CLOSING 09/19

Auf dem Basar

von Konstanze Richter

Auf dem BasarDie Deutschen feilschen nicht. Egal ob der schicke Fummel aus der Edel-Boutique oder der Vertrag für den 500-Millionen-Deal aus der Großkanzlei: Gezahlt wird, was auf dem Preisschild steht oder der Stundensatz hergibt. 

Doch plötzlich spielen die Mandanten nicht mehr mit – und wollen feilschen. Sie schicken geschulte Teppichhändler – neudeutsch: Legal Spend Manager – in die Honorarverhandlungen. Da der letzte Flohmarktverkaufsstand eines Super-Litigators in der ­Regel schon ein Weilchen ­zurückliegt und er auch Basarbesuche ­ablehnt, setzen die Kanzleien ihrerseits ­zunehmend auf eigene Pricing-Manager. Die JUVE Closing-Redaktion war undercover bei solch einer Preisverhandlung dabei.
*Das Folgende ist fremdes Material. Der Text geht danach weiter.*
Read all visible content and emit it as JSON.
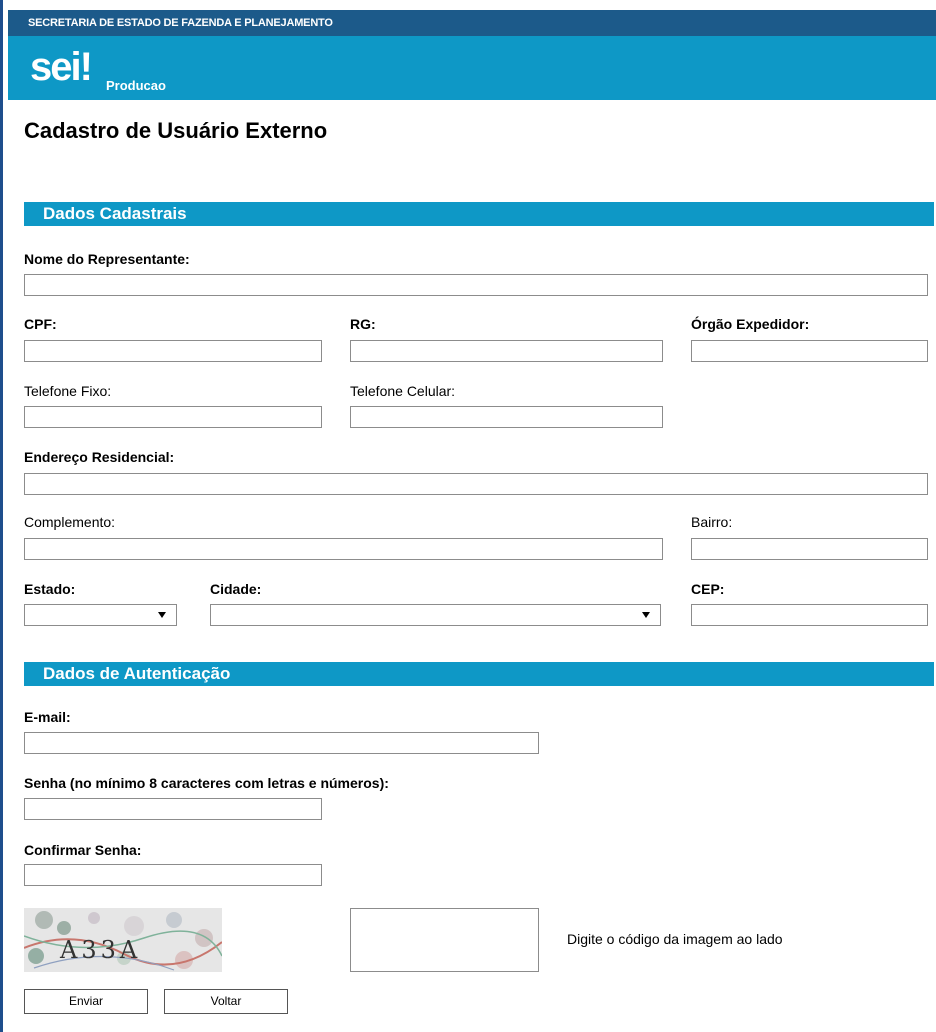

Mandant: Also die Verteidigung unseres Geschäfts­führers wegen des Betrugsverdachts, plus die ­Transaktionsverträge für den Verkauf unserer ­Tochtergesellschaft: Was kostet uns das?

Kanzlei: Allein für die Prüfung der Betrugsvorwürfe müssen wir mindestens 50 Partnerstunden à 550 Euro veranschlagen. Dazu kommt dann die Prozessvertretung. Und die Kosten für die Transaktion können wir unmöglich im Voraus abschätzen. Reise-, Kopierkosten und Legal-Tech-Anschaffungen natürlich nicht eingerechnet. 

Und pauschal, geht da was? 

Kommt ganz darauf an. An wie viel hatten Sie denn gedacht?

Mein Budget liegt bei 500.000 Euro für alles. 

500.000 Euro! Wollen Sie uns ruinieren? Unser früherer Namenspartner hat seine Großfamilie plus drei uneheliche Kinder zu versorgen. Außerdem müssen wir 70 Associates bezahlen. Mit Einstiegsgehältern ab je 150.000 Euro. Und unser neuer Pricing-Manager kostet uns ja auch nicht nur ’nen Appel und ein Ei. 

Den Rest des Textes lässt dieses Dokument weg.